Le monde observait hier la Journée mondiale du Diabète, l’accent étant mis cette année sur le petit-déjeuner, le repas décrit comme étant « le plus important de la journée ». Dans ce sillage, le Dr Veenoo Basant Rai, présidente de la Mauritius Diabetes Association (MDA) et représentante à Maurice de la Fédération internationale du Diabète, fait le point sur ce mal silencieux. Elle note que, très souvent, le problème des patients mauriciens est « la non-adhérence aux traitements » du fait que le diabète est souvent asymptomatique. Le patient se dit alors : « Je me sens bien, pourquoi devrais-je prendre des médicaments ? ». Pourtant, souligne-t-elle, les complications liées à cette maladie « sont très graves », car pouvant affecter n’importe quelle partie du corps.
 
On sait tous que le problème du diabète à Maurice est préoccupant. Qu’en est-il à ce jour ? Les chiffres sont-ils toujours aussi alarmants ?
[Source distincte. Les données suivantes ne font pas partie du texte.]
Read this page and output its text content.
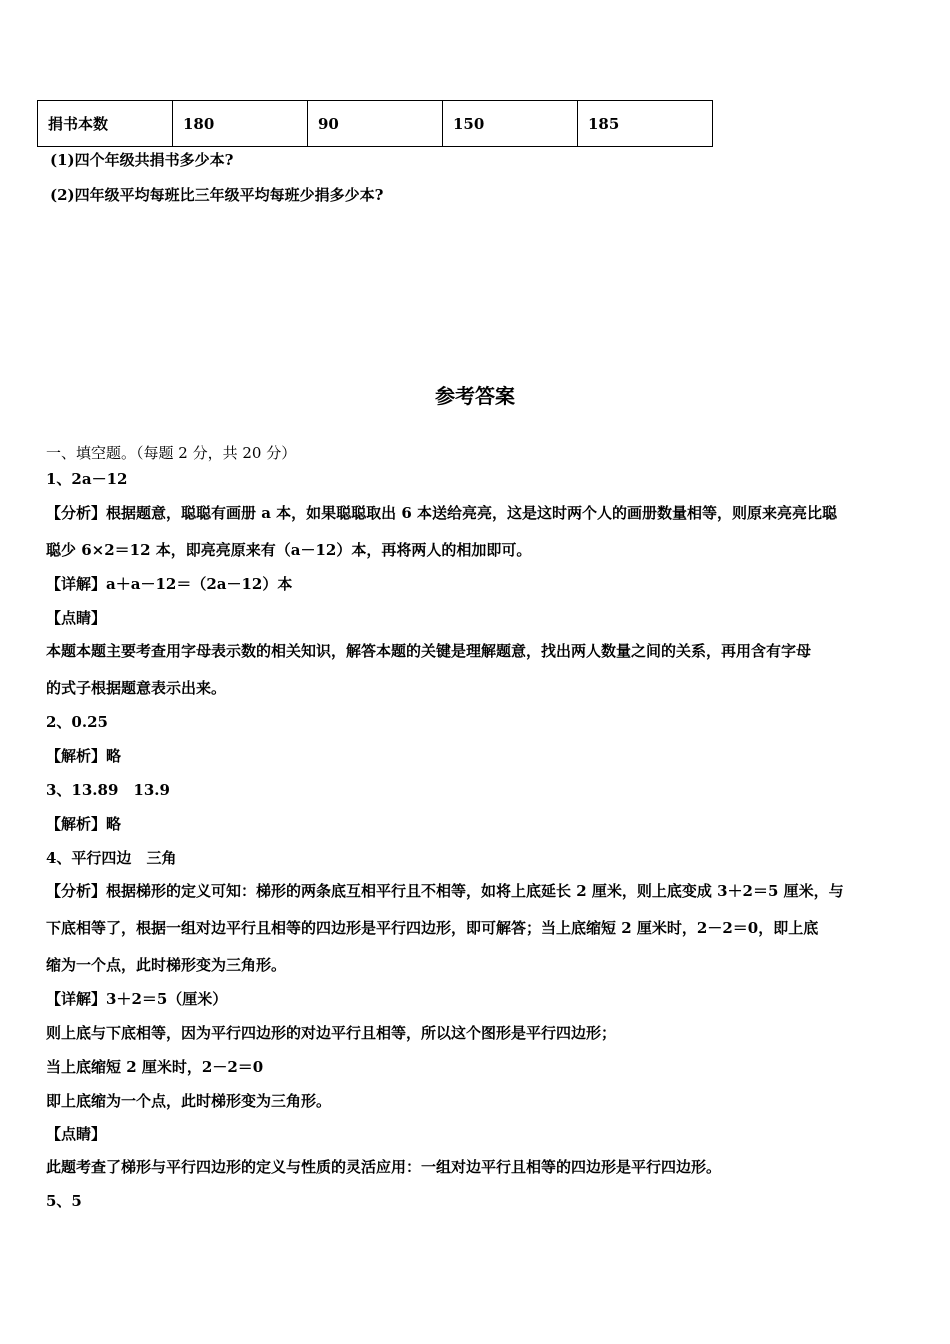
捐书本数	180	90	150	185
(1)四个年级共捐书多少本?
(2)四年级平均每班比三年级平均每班少捐多少本?
参考答案
一、填空题。（每题 2 分，共 20 分）
1、2a－12
【分析】根据题意，聪聪有画册 a 本，如果聪聪取出 6 本送给亮亮，这是这时两个人的画册数量相等，则原来亮亮比聪
聪少 6×2＝12 本，即亮亮原来有（a－12）本，再将两人的相加即可。
【详解】a＋a－12＝（2a－12）本
【点睛】
本题本题主要考查用字母表示数的相关知识，解答本题的关键是理解题意，找出两人数量之间的关系，再用含有字母
的式子根据题意表示出来。
2、0.25
【解析】略
3、13.89　13.9
【解析】略
4、平行四边　三角
【分析】根据梯形的定义可知：梯形的两条底互相平行且不相等，如将上底延长 2 厘米，则上底变成 3＋2＝5 厘米，与
下底相等了，根据一组对边平行且相等的四边形是平行四边形，即可解答；当上底缩短 2 厘米时，2－2＝0，即上底
缩为一个点，此时梯形变为三角形。
【详解】3＋2＝5（厘米）
则上底与下底相等，因为平行四边形的对边平行且相等，所以这个图形是平行四边形；
当上底缩短 2 厘米时，2－2＝0
即上底缩为一个点，此时梯形变为三角形。
【点睛】
此题考查了梯形与平行四边形的定义与性质的灵活应用：一组对边平行且相等的四边形是平行四边形。
5、5
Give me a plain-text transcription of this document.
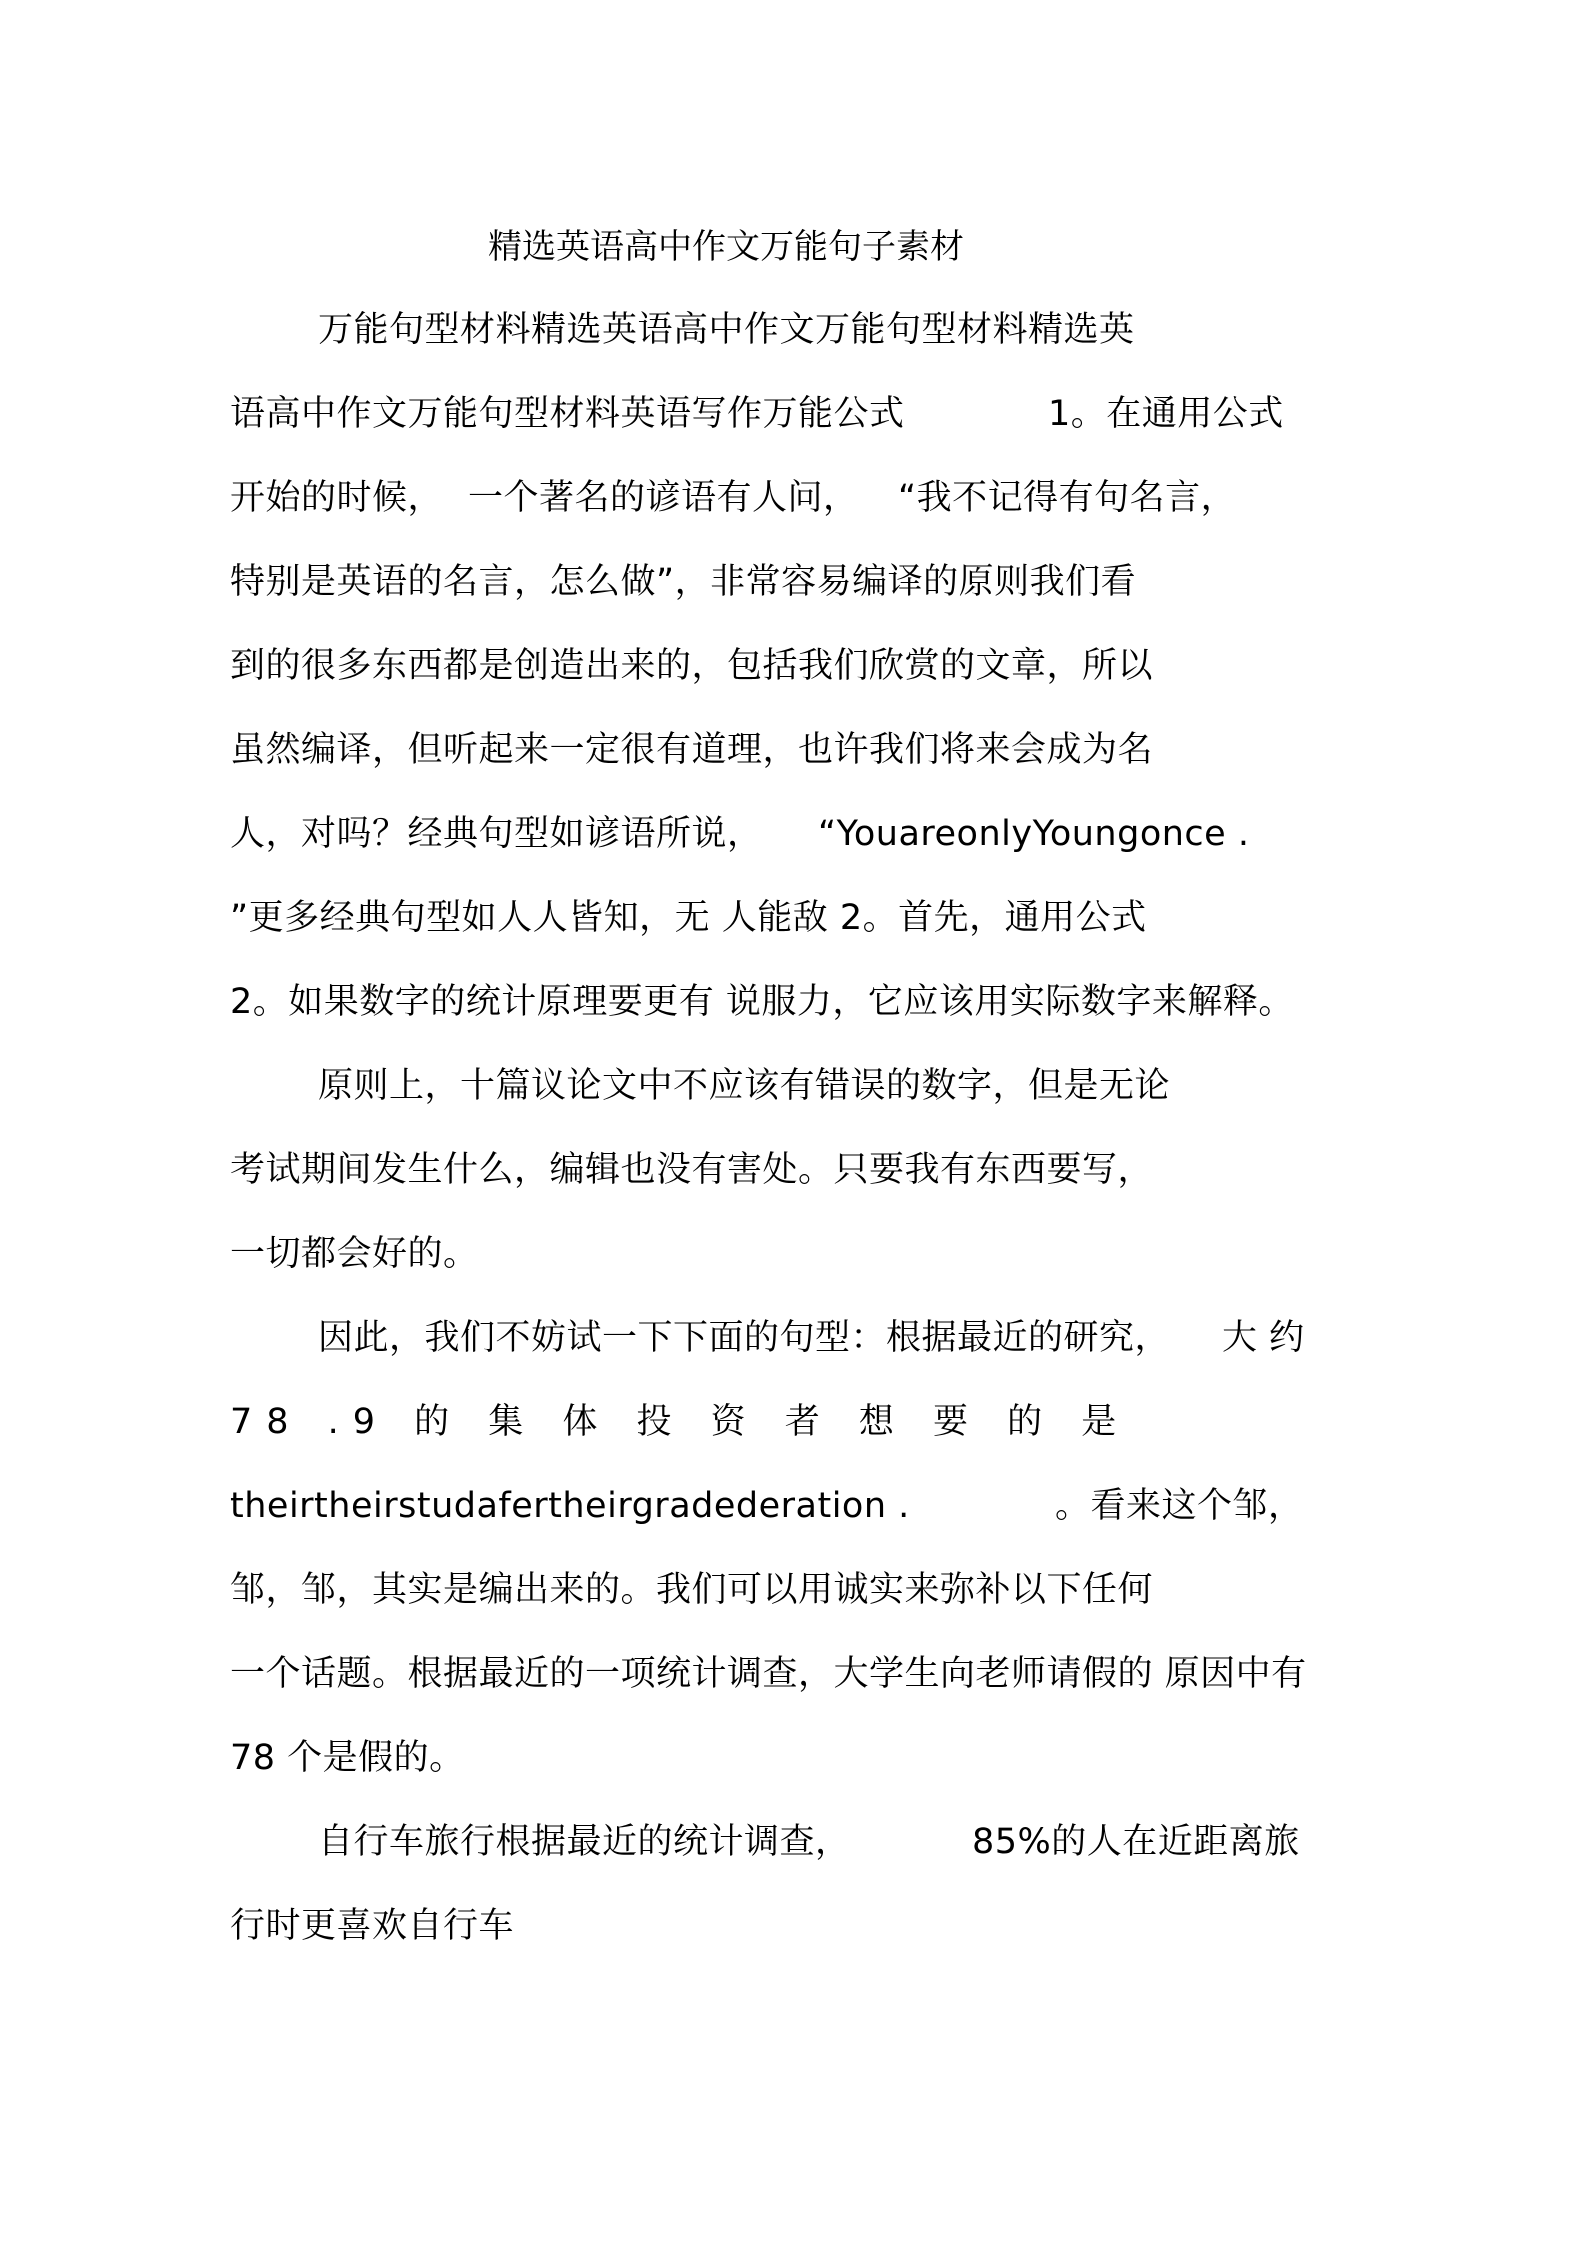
精选英语高中作文万能句子素材
万能句型材料精选英语高中作文万能句型材料精选英
语高中作文万能句型材料英语写作万能公式	1。在通用公式
开始的时候， 一个著名的谚语有人问， “我不记得有句名言，
特别是英语的名言，怎么做”，非常容易编译的原则我们看
到的很多东西都是创造出来的，包括我们欣赏的文章，所以
虽然编译，但听起来一定很有道理，也许我们将来会成为名
人，对吗？经典句型如谚语所说， “YouareonlyYoungonce .
”更多经典句型如人人皆知，无 人能敌 2。首先，通用公式
2。如果数字的统计原理要更有 说服力，它应该用实际数字来解释。
原则上，十篇议论文中不应该有错误的数字，但是无论
考试期间发生什么，编辑也没有害处。只要我有东西要写，
一切都会好的。
因此，我们不妨试一下下面的句型：根据最近的研究， 大 约
78 .9 的 集 体 投 资 者 想 要 的 是
theirtheirstudafertheirgradederation .	。看来这个邹，
邹，邹，其实是编出来的。我们可以用诚实来弥补以下任何
一个话题。根据最近的一项统计调查，大学生向老师请假的 原因中有
78 个是假的。
自行车旅行根据最近的统计调查，	85%的人在近距离旅
行时更喜欢自行车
Que ce soit au niveau mondial ou à Maurice, le taux de diabète est toujours alarmant. Actuellement, environ 350 millions de personnes sont atteintes et l’on prévoit une augmentation dans le futur. Depuis que la société s’est modernisée, elle a vu un changement de mode de vie, surtout chez les jeunes. Les gens sont en général plus sédentaires et leurs habitudes alimentaires sont de moins en moins traditionnelles. Les fast-foods sont de plus en plus présents lors des repas, avec beaucoup de fritures. Les repas consommés sont moins nourrissants et incomplets et, de fait, le risque de souffrir du diabète est plus élevé. Ce mode alimentaire, couplé au manque d’exercices physiques et au stress, constitue un cocktail explosif. Dans le passé, on trouvait le diabète de type 2 chez les personnes au-dessus de 40 ans. Aujourd’hui, nous avons des patients très jeunes, à partir de 14 ans, surtout lorsqu’ils ont des prédispositions familiales.